We had crazy self-promoting bloggers, unambitious bloggers, bloggers who hadn’t updated in months and were looking for inspiration. Some of us had huge Facebook and Twitter followings; others belong in the remedial social networking class (yes, Jess & Janessa made me get on Twitter and I totally suck at it).
We had hard-core activists, sly-smile bake-tivists, soft & fuzzy hug-tivists, and straight-up recipe developers.
We had members of huge vegan bubbles, wranglers of potluck friends, and some who had never met another vegan before. As someone who’s only lived in decent-size cities, it’s hard to imagine having to live on rice and beans and kale (when you can find it?), shipping in specialty items from online stores. But that exists. These small-town folks are out to change that, whether they know it or not. And whether they knew it or not, they just joined a huge community: the community of VVCers.

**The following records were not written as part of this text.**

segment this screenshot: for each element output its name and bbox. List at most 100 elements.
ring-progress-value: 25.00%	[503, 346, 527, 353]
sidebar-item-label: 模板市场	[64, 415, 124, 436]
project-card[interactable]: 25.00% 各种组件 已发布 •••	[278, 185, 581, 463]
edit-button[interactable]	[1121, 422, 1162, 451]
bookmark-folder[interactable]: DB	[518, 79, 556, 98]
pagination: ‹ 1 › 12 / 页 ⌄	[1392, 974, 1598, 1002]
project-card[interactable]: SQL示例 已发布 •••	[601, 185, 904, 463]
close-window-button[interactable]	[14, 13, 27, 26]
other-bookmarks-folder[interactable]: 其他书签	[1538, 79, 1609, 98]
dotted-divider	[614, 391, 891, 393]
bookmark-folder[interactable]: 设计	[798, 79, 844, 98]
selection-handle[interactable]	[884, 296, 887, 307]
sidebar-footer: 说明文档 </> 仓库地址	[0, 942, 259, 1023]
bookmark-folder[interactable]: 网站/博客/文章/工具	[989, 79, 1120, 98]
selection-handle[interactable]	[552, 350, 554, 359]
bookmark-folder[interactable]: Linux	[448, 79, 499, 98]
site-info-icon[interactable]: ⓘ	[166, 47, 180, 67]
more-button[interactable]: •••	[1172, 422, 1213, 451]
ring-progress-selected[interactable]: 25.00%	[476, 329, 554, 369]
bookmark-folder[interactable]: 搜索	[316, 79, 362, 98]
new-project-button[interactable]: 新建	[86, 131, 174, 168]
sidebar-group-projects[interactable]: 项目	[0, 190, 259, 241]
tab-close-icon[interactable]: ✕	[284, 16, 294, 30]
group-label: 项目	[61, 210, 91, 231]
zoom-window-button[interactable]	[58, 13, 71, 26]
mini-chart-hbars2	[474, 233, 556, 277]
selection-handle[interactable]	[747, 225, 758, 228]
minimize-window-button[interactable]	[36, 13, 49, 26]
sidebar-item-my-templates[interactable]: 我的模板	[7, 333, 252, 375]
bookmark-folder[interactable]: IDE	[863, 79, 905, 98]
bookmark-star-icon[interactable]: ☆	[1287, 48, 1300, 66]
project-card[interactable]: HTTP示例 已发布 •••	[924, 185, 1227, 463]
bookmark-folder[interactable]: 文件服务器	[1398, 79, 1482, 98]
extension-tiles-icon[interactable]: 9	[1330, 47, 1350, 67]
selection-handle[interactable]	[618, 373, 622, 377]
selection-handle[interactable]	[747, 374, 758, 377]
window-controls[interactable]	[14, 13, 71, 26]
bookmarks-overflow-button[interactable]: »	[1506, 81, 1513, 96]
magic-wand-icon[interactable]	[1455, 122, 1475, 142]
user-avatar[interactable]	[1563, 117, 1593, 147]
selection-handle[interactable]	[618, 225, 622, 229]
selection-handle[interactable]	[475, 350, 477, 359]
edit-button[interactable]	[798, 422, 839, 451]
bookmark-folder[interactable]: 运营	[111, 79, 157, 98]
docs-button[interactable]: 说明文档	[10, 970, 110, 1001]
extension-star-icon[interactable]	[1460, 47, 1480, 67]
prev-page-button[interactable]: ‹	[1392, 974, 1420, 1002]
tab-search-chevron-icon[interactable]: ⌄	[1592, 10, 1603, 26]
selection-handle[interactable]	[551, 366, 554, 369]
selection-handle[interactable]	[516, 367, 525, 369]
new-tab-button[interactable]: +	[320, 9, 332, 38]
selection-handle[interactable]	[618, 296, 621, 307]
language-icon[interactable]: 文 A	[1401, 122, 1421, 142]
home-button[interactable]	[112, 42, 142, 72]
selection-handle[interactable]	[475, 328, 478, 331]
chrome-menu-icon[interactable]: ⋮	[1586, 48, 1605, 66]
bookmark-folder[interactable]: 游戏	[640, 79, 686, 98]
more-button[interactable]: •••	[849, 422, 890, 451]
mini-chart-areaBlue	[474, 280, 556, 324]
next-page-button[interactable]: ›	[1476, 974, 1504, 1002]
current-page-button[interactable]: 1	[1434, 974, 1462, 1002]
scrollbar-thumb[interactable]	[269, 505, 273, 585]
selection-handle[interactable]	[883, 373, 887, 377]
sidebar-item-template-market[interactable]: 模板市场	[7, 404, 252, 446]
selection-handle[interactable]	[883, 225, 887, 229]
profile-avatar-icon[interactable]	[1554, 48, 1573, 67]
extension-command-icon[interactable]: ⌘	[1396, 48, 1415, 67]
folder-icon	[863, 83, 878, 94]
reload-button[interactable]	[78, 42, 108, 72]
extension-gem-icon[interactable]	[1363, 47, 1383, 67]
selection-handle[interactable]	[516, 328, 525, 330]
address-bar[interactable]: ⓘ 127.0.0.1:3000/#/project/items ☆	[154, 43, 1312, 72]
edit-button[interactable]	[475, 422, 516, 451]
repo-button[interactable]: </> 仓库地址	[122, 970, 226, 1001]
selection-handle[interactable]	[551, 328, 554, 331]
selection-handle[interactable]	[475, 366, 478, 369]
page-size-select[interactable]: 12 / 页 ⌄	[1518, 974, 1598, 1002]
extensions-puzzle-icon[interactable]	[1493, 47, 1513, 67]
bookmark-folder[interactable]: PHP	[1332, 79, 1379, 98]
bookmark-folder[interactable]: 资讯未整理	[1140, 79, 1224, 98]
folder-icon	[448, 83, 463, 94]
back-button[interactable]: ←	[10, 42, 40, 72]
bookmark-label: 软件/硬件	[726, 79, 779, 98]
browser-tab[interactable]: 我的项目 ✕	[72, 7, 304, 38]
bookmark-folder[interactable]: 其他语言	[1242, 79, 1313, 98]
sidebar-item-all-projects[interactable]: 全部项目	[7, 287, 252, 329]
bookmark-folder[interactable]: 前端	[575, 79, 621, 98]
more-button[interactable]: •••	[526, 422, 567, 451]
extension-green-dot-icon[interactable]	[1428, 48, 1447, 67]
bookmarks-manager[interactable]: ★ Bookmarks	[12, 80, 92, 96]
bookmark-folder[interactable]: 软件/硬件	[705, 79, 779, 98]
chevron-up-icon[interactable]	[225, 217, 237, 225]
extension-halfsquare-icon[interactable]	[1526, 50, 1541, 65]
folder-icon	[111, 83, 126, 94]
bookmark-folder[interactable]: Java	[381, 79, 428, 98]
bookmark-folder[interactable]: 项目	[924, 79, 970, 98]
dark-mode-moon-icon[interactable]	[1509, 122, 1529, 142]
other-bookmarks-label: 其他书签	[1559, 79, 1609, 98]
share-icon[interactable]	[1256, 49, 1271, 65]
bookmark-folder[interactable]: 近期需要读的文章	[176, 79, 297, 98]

Yes, if you were there, chances are you’ve joined our Facebook group, which is now closed to new members. (We can add you if we know you, but nobody else can.) We closed it because it has become this little family forum, where people talk about their experiences, share their contact information, and arrange post-VVC meet-ups. Crazy, right? Last week a group met up in Seattle, and later this month a bunch of us will be reunited at Portland’s VegFest, and DC Vegfest.
So was the weekend a success? Absolutely. As with any passion project, especially in its first year, our goals were minimal. We wanted to create community (smashing success), have useful classes to invigorate the blogosphere (feedback’s pretty good thus far), create excitement for the next conference (I’m feelin’ it), raise money for animal sanctuaries (about $3K!), boost local businesses (sounds like everyone had a very busy week), and not get into debt (final billing still coming in, but I think we’ll have at least a deposit for the next space).
Fights with catering, temperamental wireless Internet, sleep deprivation, and all, I had the biggest, bestest weekend of my life. Thank you all.